Cuando me sentía triste o preocupado, Ethelvina me decía lamentar como madre el destino de Elvira. Pero escogiera por libre voluntad unirse al rey pagano, de lo que no podíamos culparnos. Encontrábase ahora en su reino, distinguida con tratamiento real, según sabíamos por las esclavas rescatadas en el refugio. A nosotros sólo cumplía gobernar nuestra existencia y apurar nuestro destino, como ella hiciera con el suyo.

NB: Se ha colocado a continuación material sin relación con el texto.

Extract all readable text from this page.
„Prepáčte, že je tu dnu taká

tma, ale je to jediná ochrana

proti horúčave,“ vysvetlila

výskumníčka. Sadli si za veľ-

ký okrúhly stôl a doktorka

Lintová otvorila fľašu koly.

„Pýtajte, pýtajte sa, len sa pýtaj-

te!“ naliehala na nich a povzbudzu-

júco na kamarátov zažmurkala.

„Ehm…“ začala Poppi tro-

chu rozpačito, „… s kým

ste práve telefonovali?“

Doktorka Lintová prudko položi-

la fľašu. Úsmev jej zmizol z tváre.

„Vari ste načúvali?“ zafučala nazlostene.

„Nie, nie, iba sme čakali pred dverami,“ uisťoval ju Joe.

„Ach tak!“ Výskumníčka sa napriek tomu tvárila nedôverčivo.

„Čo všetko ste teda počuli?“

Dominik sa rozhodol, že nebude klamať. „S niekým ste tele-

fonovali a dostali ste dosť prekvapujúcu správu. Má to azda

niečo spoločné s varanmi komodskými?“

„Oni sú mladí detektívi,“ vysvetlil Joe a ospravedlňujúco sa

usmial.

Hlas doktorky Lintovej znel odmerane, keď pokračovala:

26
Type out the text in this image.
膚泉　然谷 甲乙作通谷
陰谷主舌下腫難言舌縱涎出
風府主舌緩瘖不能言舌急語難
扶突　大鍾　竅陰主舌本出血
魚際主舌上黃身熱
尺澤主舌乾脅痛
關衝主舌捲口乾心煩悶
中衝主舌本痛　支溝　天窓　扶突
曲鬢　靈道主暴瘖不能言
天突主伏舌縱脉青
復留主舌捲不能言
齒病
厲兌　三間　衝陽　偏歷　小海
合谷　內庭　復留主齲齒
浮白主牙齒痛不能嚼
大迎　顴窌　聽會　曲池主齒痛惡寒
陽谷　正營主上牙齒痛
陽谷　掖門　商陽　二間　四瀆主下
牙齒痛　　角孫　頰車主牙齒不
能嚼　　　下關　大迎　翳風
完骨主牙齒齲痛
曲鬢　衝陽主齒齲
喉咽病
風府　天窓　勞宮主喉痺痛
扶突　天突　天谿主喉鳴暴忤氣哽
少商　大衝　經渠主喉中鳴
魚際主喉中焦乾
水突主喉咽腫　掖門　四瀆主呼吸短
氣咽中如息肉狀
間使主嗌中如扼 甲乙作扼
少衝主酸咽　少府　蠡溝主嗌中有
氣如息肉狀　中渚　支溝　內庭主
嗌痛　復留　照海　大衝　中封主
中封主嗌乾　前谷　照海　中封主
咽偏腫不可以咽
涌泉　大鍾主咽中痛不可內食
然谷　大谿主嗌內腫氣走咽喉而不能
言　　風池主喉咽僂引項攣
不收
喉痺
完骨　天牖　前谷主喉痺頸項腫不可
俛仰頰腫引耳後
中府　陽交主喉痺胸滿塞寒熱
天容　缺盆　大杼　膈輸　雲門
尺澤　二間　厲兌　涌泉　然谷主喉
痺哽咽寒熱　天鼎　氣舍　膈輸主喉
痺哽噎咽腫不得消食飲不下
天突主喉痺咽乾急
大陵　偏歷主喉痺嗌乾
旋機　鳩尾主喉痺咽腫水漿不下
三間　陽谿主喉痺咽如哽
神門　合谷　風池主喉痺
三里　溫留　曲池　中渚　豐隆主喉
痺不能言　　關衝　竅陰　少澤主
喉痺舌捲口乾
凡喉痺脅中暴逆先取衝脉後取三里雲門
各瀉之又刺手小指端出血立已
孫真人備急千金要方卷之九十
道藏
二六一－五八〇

Si se excluyera por propio deseo, ¿quién podría reprocharnos?
Ethelvina tenía la virtud de sosegar mi espíritu con sus razones. Ignoraba que Elvira llevaba en sus entrañas un hijo mío, y que este recuerdo poblaba de pesadillas algunas de mis noches. En el fondo de mi alma quedaba una perenne interrogante sin respuesta. Una desazón. Una inquietud.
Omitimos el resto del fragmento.